Identifying and describing the different, constant, and overlapping impacts of racism, the text will be educational to those for whom racism’s impacts are a new topic and healing to those who face racism on a daily basis. Heartrending examples of racial oppression run throughout—some familiar, including violent tragedies from recent and historical news.

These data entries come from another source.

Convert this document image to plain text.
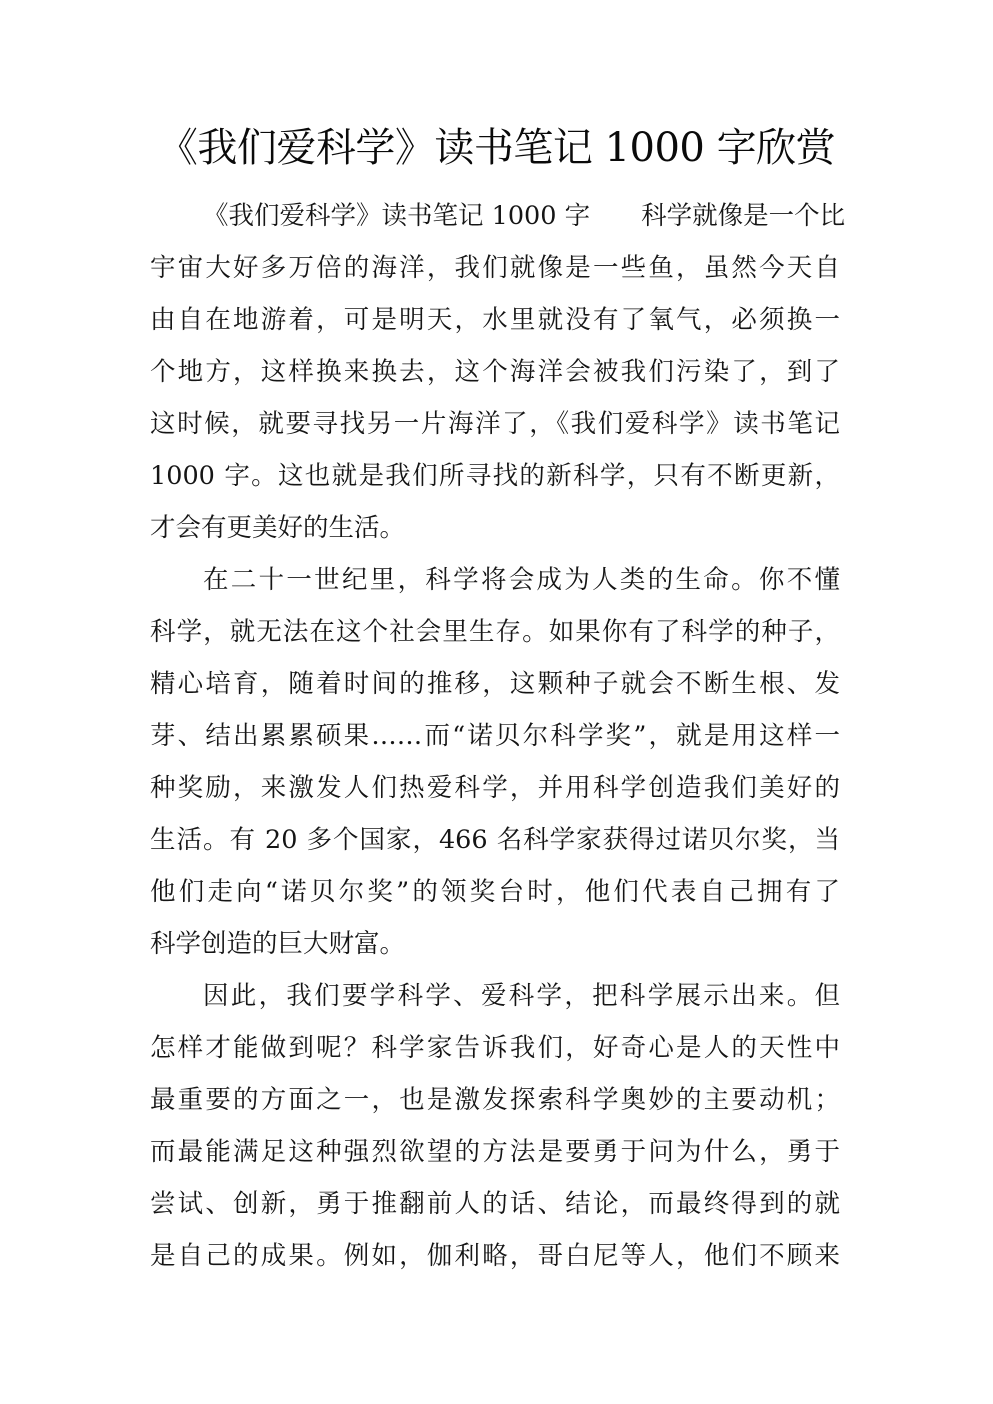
《我们爱科学》读书笔记 1000 字欣赏
《我们爱科学》读书笔记 1000 字　　科学就像是一个比
宇宙大好多万倍的海洋，我们就像是一些鱼，虽然今天自
由自在地游着，可是明天，水里就没有了氧气，必须换一
个地方，这样换来换去，这个海洋会被我们污染了，到了
这时候，就要寻找另一片海洋了，《我们爱科学》读书笔记
1000 字。这也就是我们所寻找的新科学，只有不断更新，
才会有更美好的生活。
在二十一世纪里，科学将会成为人类的生命。你不懂
科学，就无法在这个社会里生存。如果你有了科学的种子，
精心培育，随着时间的推移，这颗种子就会不断生根、发
芽、结出累累硕果……而“诺贝尔科学奖”，就是用这样一
种奖励，来激发人们热爱科学，并用科学创造我们美好的
生活。有 20 多个国家，466 名科学家获得过诺贝尔奖，当
他们走向“诺贝尔奖”的领奖台时，他们代表自己拥有了
科学创造的巨大财富。
因此，我们要学科学、爱科学，把科学展示出来。但
怎样才能做到呢？科学家告诉我们，好奇心是人的天性中
最重要的方面之一，也是激发探索科学奥妙的主要动机；
而最能满足这种强烈欲望的方法是要勇于问为什么，勇于
尝试、创新，勇于推翻前人的话、结论，而最终得到的就
是自己的成果。例如，伽利略，哥白尼等人，他们不顾来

The book revisits the murders of leaders like Malcolm X and Martin Luther King, Jr. and of young people like Tamir Rice and Michael Brown. Emotional personal stories cover Rowe’s family experiences and experiences from the lives of people she knows. Such stories represent a variety of racial backgrounds, and different types of discrimination are encountered: a Japanese American family addresses the traumas of internment during the second World War; a young woman reveals how she learned to balance her mix of heritages growing up, as her ancestors were Shinnecock, Cherokee, and black.
Christian at its base, the book also draws interesting parallels between Shinnecock beliefs and Christian ones. Its personal stories cover diverse histories, showing that there are many ways of being not white in America. Similarities emerge among people’s experiences and in how each has begun to heal.
The book’s anecdotes are interspersed with ideas from scholarly texts and literature that help to explore and understand topics from fear to addiction. Bible stories are used to illustrate these themes, too, while thought-provoking questions and prayer prompts focused on healing cap each chapter. A group discussion guide ends the text.
Sensitive and powerful, Healing Racial Trauma recognizes many facets of racism in the United States and offers views of different paths to solace.